KISSIMMEE, Fla. (CN) – Vice President Mike Pence rallied a Florida church full of potential Latino voters on Thursday evening by appealing to their faith and announcing a disaster declaration for Puerto Rico.
Pence spoke to roughly 200 attendees at Nación de Fe, a non-denominational church in Central Florida catering to mostly Hispanic parishioners.
The event, organized by “Latinos for Trump” and President Donald Trump’s reelection campaign, sought to galvanize support among the area’s sizable Hispanic population.
“This community in Florida and around the country represents what’s best about our country – hard work, family, faith and freedom,” Pence said.
Unlike Trump’s frenzied rallies where he often speaks off-the-cuff, Pence’s restrained, more measured style fit the church’s atmosphere. The vice president stuck to red meat messages popular with the Republican base like support for the military, Trump’s success in nominating conservative federal judges and building the economy.
But Pence did not shy away from more hot-button issues like illegal immigration and vowed to finish building a wall along the country’s southern border.
“We’re going to secure this border and solve the illegal immigration crisis,” he said.
But the largest applause and yells came when Pence, a devout Christian, addressed faith-based issues.
“Freedom of religion should not stop at the schoolhouse door,” he said as the crowd leapt to their feet.
Earlier in the day, Trump commemorated National Freedom Day by directing the Department of Education to send out letters to education officials in each state to remind them of federal rules protecting some types of prayer in school.
Pence also announced Trump’s approval on Thursday of a disaster declaration for Puerto Rico following a series of earthquakes over the last month. The declaration allows for grants and low-cost loans for residents to make repairs to their damaged homes.
“Our message to Puerto Rican Americans is simply this: We are with you today, we are with you tomorrow and we’ll be with you every day until we rebuild Puerto Rico bigger and better than ever,” the vice president said.
Osceola County, where Pence spoke, has seen a 22% increase in Puerto Rican residents after Hurricane Maria devastated the island.
But many Puerto Ricans criticize the Trump administration’s delay in providing federal disaster relief after the hurricane. Recent polls show Trump has a low approval rating with the state’s Puerto Rican community.
Earlier this week, the Florida Democratic Party sought to capitalize on that frustration by unveiling a billboard on a major commuter highway with a photo of Trump throwing paper towel rolls to Puerto Ricans after Hurricane Maria with the words, “Prohibido olvidar,” which translates to “never forget” in English.
In a statement, Juan Peñalosa, executive director of the Florida Democratic Party, said the billboard is meant to remind voters of Trump’s broken promises.
“When the Americans in Puerto Rico needed President Trump the most, he threw paper towels at them instead of releasing federal emergency funds,” he said. “Donald Trump is more interested in tweeting insults at his enemies than tackling spiraling health care costs, protecting American jobs and the growing climate crisis.”

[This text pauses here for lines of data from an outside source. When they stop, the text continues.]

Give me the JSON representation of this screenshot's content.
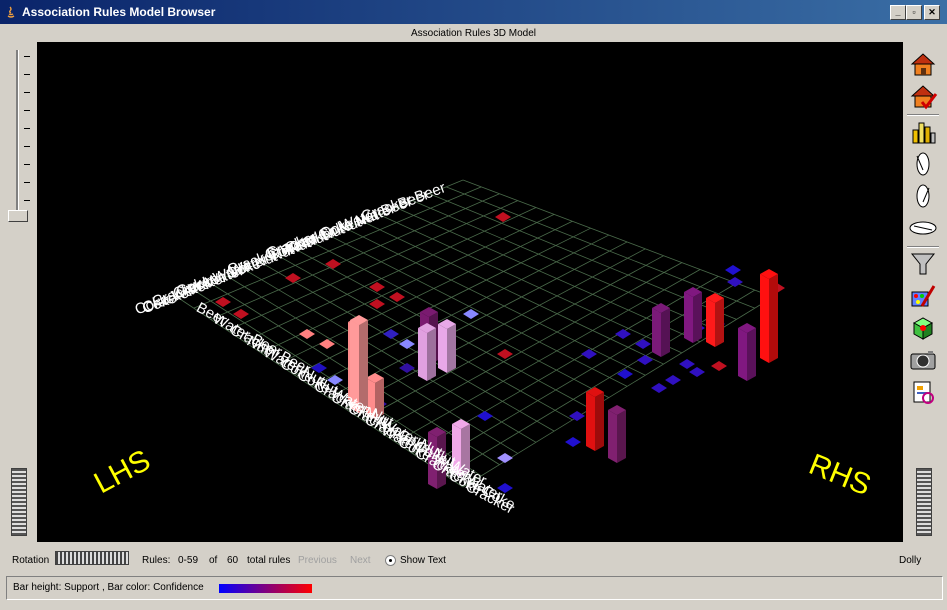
{
  "window": {
    "title": "Association Rules Model Browser",
    "minimize_glyph": "_",
    "maximize_glyph": "▫",
    "close_glyph": "✕"
  },
  "canvas": {
    "subtitle": "Association Rules 3D Model",
    "axis_lhs": "LHS",
    "axis_rhs": "RHS",
    "lhs_items": [
      "Cracker Beer",
      "Beer",
      "Water Beer",
      "Cracker Coke Water",
      "Cracker Coke Nut",
      "Cracker Nut",
      "Cracker Water Nut",
      "Coke Nut",
      "Nut",
      "Water Nut",
      "Coke Water Nut",
      "Cracker Coke",
      "Cracker Water",
      "Water",
      "Coke Water",
      "Cracker",
      "Coke"
    ],
    "rhs_items": [
      "Beer",
      "Water Beer",
      "Cracker Beer",
      "Nut",
      "Water Nut",
      "Coke Nut",
      "Coke Water Nut",
      "Cracker Nut",
      "Cracker Water Nut",
      "Cracker Coke Nut",
      "Cracker Coke Water",
      "Water",
      "Coke Water",
      "Cracker Water",
      "Cracker Coke",
      "Coke",
      "Cracker"
    ]
  },
  "toolbar": {
    "icons": [
      "house-icon",
      "house-check-icon",
      "bar-chart-icon",
      "rotate-x-icon",
      "rotate-y-icon",
      "rotate-z-icon",
      "funnel-icon",
      "palette-tools-icon",
      "cube-icon",
      "camera-icon",
      "print-preview-icon"
    ]
  },
  "controls": {
    "rotation_label": "Rotation",
    "rules_label": "Rules:",
    "rules_range": "0-59",
    "rules_of": "of",
    "rules_total": "60",
    "rules_suffix": "total rules",
    "previous_label": "Previous",
    "next_label": "Next",
    "show_text_label": "Show Text",
    "dolly_label": "Dolly"
  },
  "status": {
    "legend_text": "Bar height: Support , Bar color: Confidence",
    "gradient_colors": [
      "#0000ff",
      "#ff0000"
    ]
  }
}
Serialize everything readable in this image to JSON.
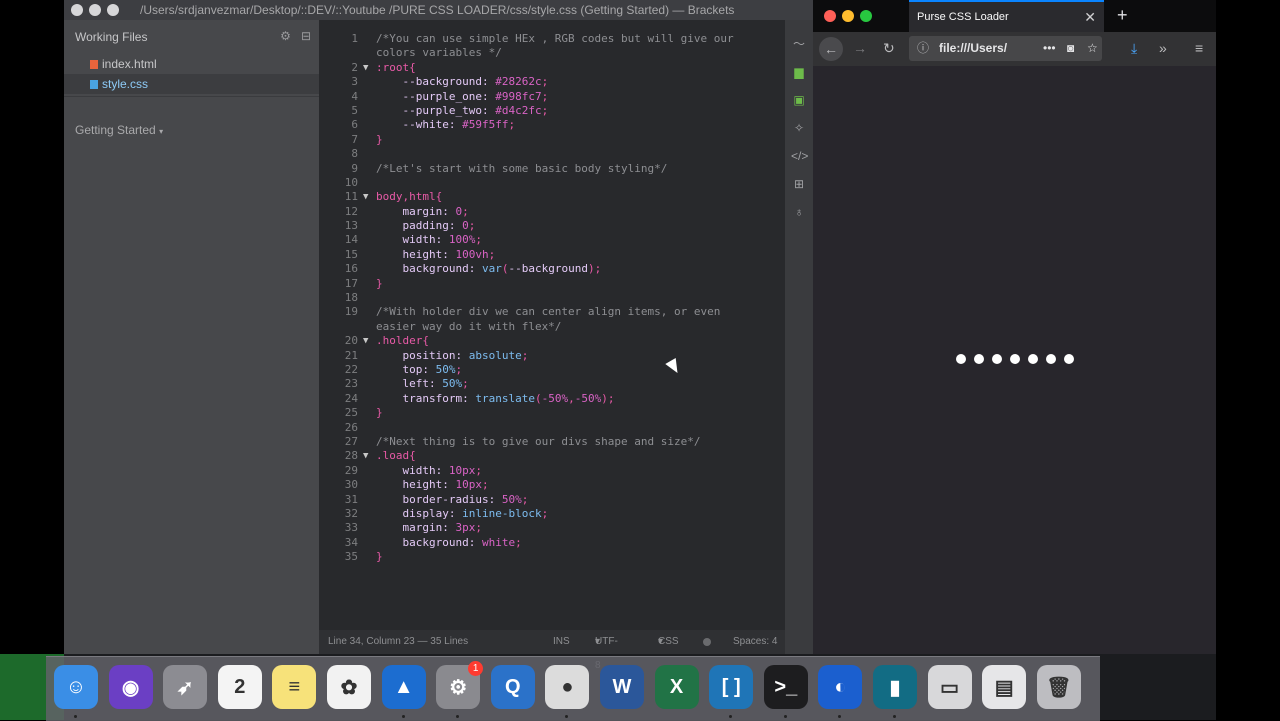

Florida is critical to Trump’s reelection and the president has held four rallies in the state in the last eight months, including his kick-off campaign event in nearby Orlando.
In the 2016 presidential election, Trump took Florida’s 29 electoral votes by less than 120,000 votes.
The state’s Hispanic community, which makes up nearly a quarter of the state’s population, is particularly important.
Bob Cortes was among those sitting in the church pews to hear Pence speak. A former state representative for the area, Cortes stressed Latinos are supporting Trump on account of a booming economy and his social conservative views.
“The best thing we can do for a family or individual is help them find a job,” Cortes told Courthouse News. “Minorities like myself are benefiting from Trump’s leadership.”